We'll focus on $\displaystyle{\lim_{n\to \infty}}\cfrac{m}{n}<\cfrac{3+\sqrt{5}}{2}$

$\displaystyle{\lim_{n\to \infty}}(\cfrac{m}{n}-\cfrac{3+\sqrt{5}}{2})<0=\displaystyle{\lim_{n\to \infty}}0$

$\therefore \displaystyle{\lim_{n\to \infty}}(\cfrac{m_{max}}{n}-\cfrac{3+\sqrt{5}}{2})=0$

$\Rightarrow \displaystyle{\lim_{n\to \infty}}\cfrac{m_{max}}{n}=\boxed{\cfrac{3+\sqrt{5}}{2}}$

I find it a bit hard to explain why the equality holds instead of the inequality in my last part of solution.

This question is taken from William Lowell Putnam Mathematical Competition 2016. Modified.

$\begin{aligned}\frac{m!}{(m-n+1)!(n-1)!}&>\frac{(m-1)!}{(m-n-1)!n!}\\\frac{m}{(m-n+1)(m-n)}&>\frac1n\\m^2-3mn+n^2+m-n&<0\end{aligned}$ Try to write $m$ in terms of $n$ , it can help us to calculate the limit.
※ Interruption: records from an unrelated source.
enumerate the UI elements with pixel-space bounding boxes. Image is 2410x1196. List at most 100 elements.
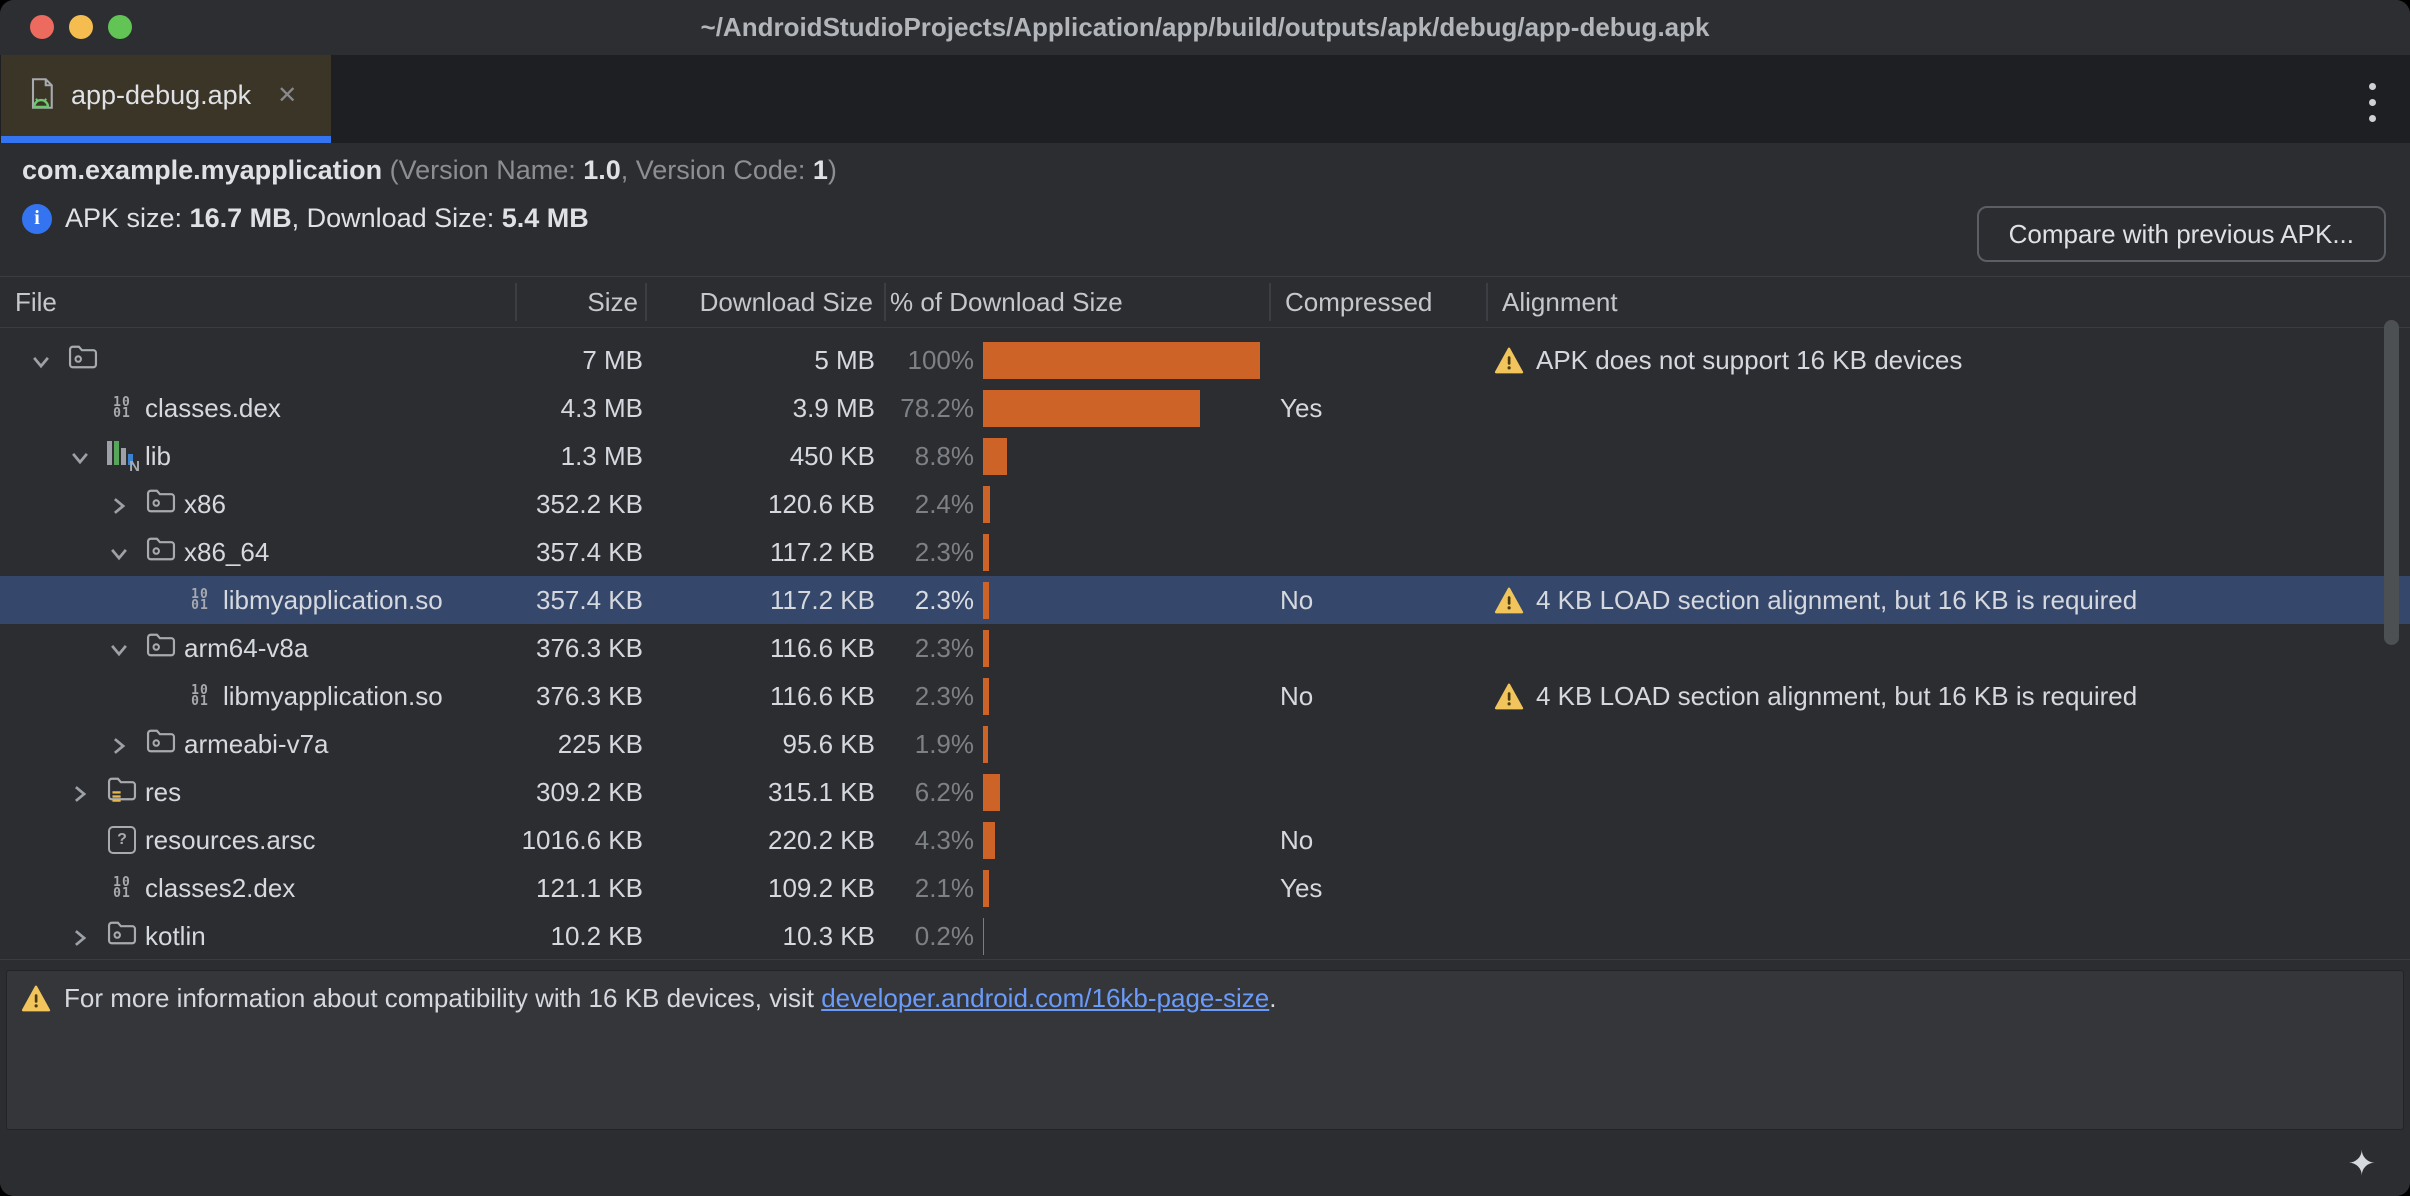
- size-value: 121.1 KB: [536, 873, 643, 903]
- chevron-right-icon[interactable]: [69, 781, 93, 805]
- table-row[interactable]: x86 352.2 KB 120.6 KB 2.4%: [0, 480, 2410, 528]
- zoom-window-button[interactable]: [108, 15, 132, 39]
- pct-value: 6.2%: [914, 777, 974, 807]
- size-value: 357.4 KB: [536, 537, 643, 567]
- size-value: 376.3 KB: [536, 681, 643, 711]
- compressed-value: No: [1280, 585, 1314, 615]
- resource-folder-icon: [107, 776, 137, 809]
- arsc-file-icon: ?: [108, 826, 136, 854]
- table-row[interactable]: x86_64 357.4 KB 117.2 KB 2.3%: [0, 528, 2410, 576]
- alignment-warning: 4 KB LOAD section alignment, but 16 KB i…: [1494, 672, 2137, 720]
- table-row[interactable]: 10 01 classes2.dex 121.1 KB 109.2 KB 2.1% Yes: [0, 864, 2410, 912]
- download-size-value: 10.3 KB: [782, 921, 875, 951]
- folder-icon: [107, 920, 137, 953]
- column-header-download-size[interactable]: Download Size: [699, 287, 873, 317]
- pct-value: 2.1%: [914, 873, 974, 903]
- folder-icon: [68, 344, 98, 377]
- folder-icon: [146, 632, 176, 665]
- apk-size-line: i APK size: 16.7 MB, Download Size: 5.4 …: [22, 203, 589, 234]
- 16kb-page-size-link[interactable]: developer.android.com/16kb-page-size: [821, 983, 1270, 1013]
- column-separator: [645, 283, 647, 321]
- download-pct-bar: [983, 582, 990, 619]
- pct-value: 8.8%: [914, 441, 974, 471]
- download-size-value: 5.4 MB: [501, 203, 589, 233]
- column-header-alignment[interactable]: Alignment: [1502, 287, 1618, 317]
- download-size-value: 117.2 KB: [769, 585, 875, 615]
- size-value: 376.3 KB: [536, 633, 643, 663]
- pct-value: 2.4%: [914, 489, 974, 519]
- table-row[interactable]: arm64-v8a 376.3 KB 116.6 KB 2.3%: [0, 624, 2410, 672]
- column-separator: [884, 283, 886, 321]
- table-header: File Size Download Size % of Download Si…: [0, 276, 2410, 328]
- size-value: 1016.6 KB: [521, 825, 643, 855]
- compare-with-previous-apk-button[interactable]: Compare with previous APK...: [1976, 206, 2386, 262]
- tab-close-icon[interactable]: ✕: [277, 82, 298, 109]
- tab-options-kebab-icon[interactable]: [2365, 79, 2380, 126]
- vertical-scrollbar-thumb[interactable]: [2384, 320, 2399, 645]
- pct-value: 100%: [907, 345, 975, 375]
- table-row[interactable]: 10 01 libmyapplication.so 357.4 KB 117.2 KB 2…: [0, 576, 2410, 624]
- chevron-down-icon[interactable]: [108, 637, 132, 661]
- table-row[interactable]: 10 01 libmyapplication.so 376.3 KB 116.6 KB 2…: [0, 672, 2410, 720]
- traffic-lights: [30, 15, 132, 39]
- download-size-value: 109.2 KB: [768, 873, 875, 903]
- table-row[interactable]: kotlin 10.2 KB 10.3 KB 0.2%: [0, 912, 2410, 960]
- download-size-value: 116.6 KB: [769, 681, 875, 711]
- chevron-down-icon[interactable]: [108, 541, 132, 565]
- column-header-pct-download-size[interactable]: % of Download Size: [890, 287, 1123, 317]
- file-name: libmyapplication.so: [223, 585, 443, 615]
- chevron-right-icon[interactable]: [108, 733, 132, 757]
- table-row[interactable]: res 309.2 KB 315.1 KB 6.2%: [0, 768, 2410, 816]
- pct-value: 4.3%: [914, 825, 974, 855]
- dex-file-icon: 10 01: [191, 683, 209, 709]
- package-name: com.example.myapplication: [22, 155, 383, 185]
- ai-sparkle-icon[interactable]: ✦: [2347, 1145, 2377, 1183]
- file-name: libmyapplication.so: [223, 681, 443, 711]
- download-size-value: 120.6 KB: [768, 489, 875, 519]
- macos-title-bar: ~/AndroidStudioProjects/Application/app/…: [0, 0, 2410, 55]
- chevron-right-icon[interactable]: [69, 925, 93, 949]
- pct-value: 2.3%: [914, 681, 974, 711]
- tab-app-debug-apk[interactable]: app-debug.apk ✕: [1, 55, 331, 136]
- file-name: armeabi-v7a: [184, 729, 329, 759]
- download-size-value: 116.6 KB: [769, 633, 875, 663]
- minimize-window-button[interactable]: [69, 15, 93, 39]
- download-pct-bar: [983, 390, 1200, 427]
- chevron-down-icon[interactable]: [30, 349, 54, 373]
- column-header-file[interactable]: File: [15, 287, 57, 317]
- pct-value: 78.2%: [900, 393, 974, 423]
- table-row[interactable]: 10 01 classes.dex 4.3 MB 3.9 MB 78.2% Yes: [0, 384, 2410, 432]
- download-pct-bar: [983, 678, 990, 715]
- file-name: lib: [145, 441, 172, 471]
- table-row[interactable]: armeabi-v7a 225 KB 95.6 KB 1.9%: [0, 720, 2410, 768]
- editor-tab-bar: app-debug.apk ✕: [0, 55, 2410, 143]
- download-pct-bar: [983, 534, 990, 571]
- active-tab-underline: [1, 136, 331, 143]
- footer-warning-panel: For more information about compatibility…: [6, 970, 2404, 1130]
- table-row[interactable]: ? resources.arsc 1016.6 KB 220.2 KB 4.3% No: [0, 816, 2410, 864]
- pct-value: 0.2%: [914, 921, 974, 951]
- column-header-size[interactable]: Size: [587, 287, 638, 317]
- close-window-button[interactable]: [30, 15, 54, 39]
- compressed-value: No: [1280, 825, 1314, 855]
- footer-message: For more information about compatibility…: [64, 983, 1277, 1013]
- compressed-value: No: [1280, 681, 1314, 711]
- download-pct-bar: [983, 918, 984, 955]
- size-value: 4.3 MB: [560, 393, 643, 423]
- window-title: ~/AndroidStudioProjects/Application/app/…: [700, 12, 1710, 42]
- download-size-value: 220.2 KB: [768, 825, 875, 855]
- alignment-warning-icon: [1494, 587, 1524, 614]
- download-size-value: 117.2 KB: [769, 537, 875, 567]
- package-info-line: com.example.myapplication (Version Name:…: [22, 155, 837, 185]
- chevron-down-icon[interactable]: [69, 445, 93, 469]
- file-name: resources.arsc: [145, 825, 316, 855]
- download-pct-bar: [983, 774, 1001, 811]
- column-header-compressed[interactable]: Compressed: [1285, 287, 1433, 317]
- size-value: 352.2 KB: [536, 489, 643, 519]
- table-row[interactable]: 7 MB 5 MB 100% APK does not support 16 KB …: [0, 336, 2410, 384]
- size-value: 10.2 KB: [550, 921, 643, 951]
- download-pct-bar: [983, 438, 1008, 475]
- chevron-right-icon[interactable]: [108, 493, 132, 517]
Hence, $m^2-(3n-1)m+n^2-n<0$ $\frac{3n-1-\sqrt{5n^2-2n+1}}{2}<m<\frac{3n-1+\sqrt{5n^2-2n+1}}{2}$ Initially, I thought I have to consider how to make $m$ an integer, but then I knew that when $n$ goes infinity, the value of $m$ will approach the maximum value $\dfrac{3n-1+\sqrt{5n^2-2n+1}}{2}$ , so the maximum of $m$ when $n$ goes infinity will be $\lim_{n\to\infty}m_{max}\sim\lim_{n\to\infty}\dfrac{3n-1+\sqrt{5n^2-2n+1}}{2}$ Divided by $n$ , $\begin{aligned}\lim_{n\to\infty}\frac mn&=\lim_{n\to\infty}\frac{3-\dfrac1n+\sqrt{5-\dfrac2n+\dfrac1{n^2}}}{2}\\&=\frac{3+\sqrt5}{2}\end{aligned}$ So the answer will be $3+5+2=\boxed{10}$ .

Additional Insight: The final value is $2.618$ which is the golden ratio added 1! Wow!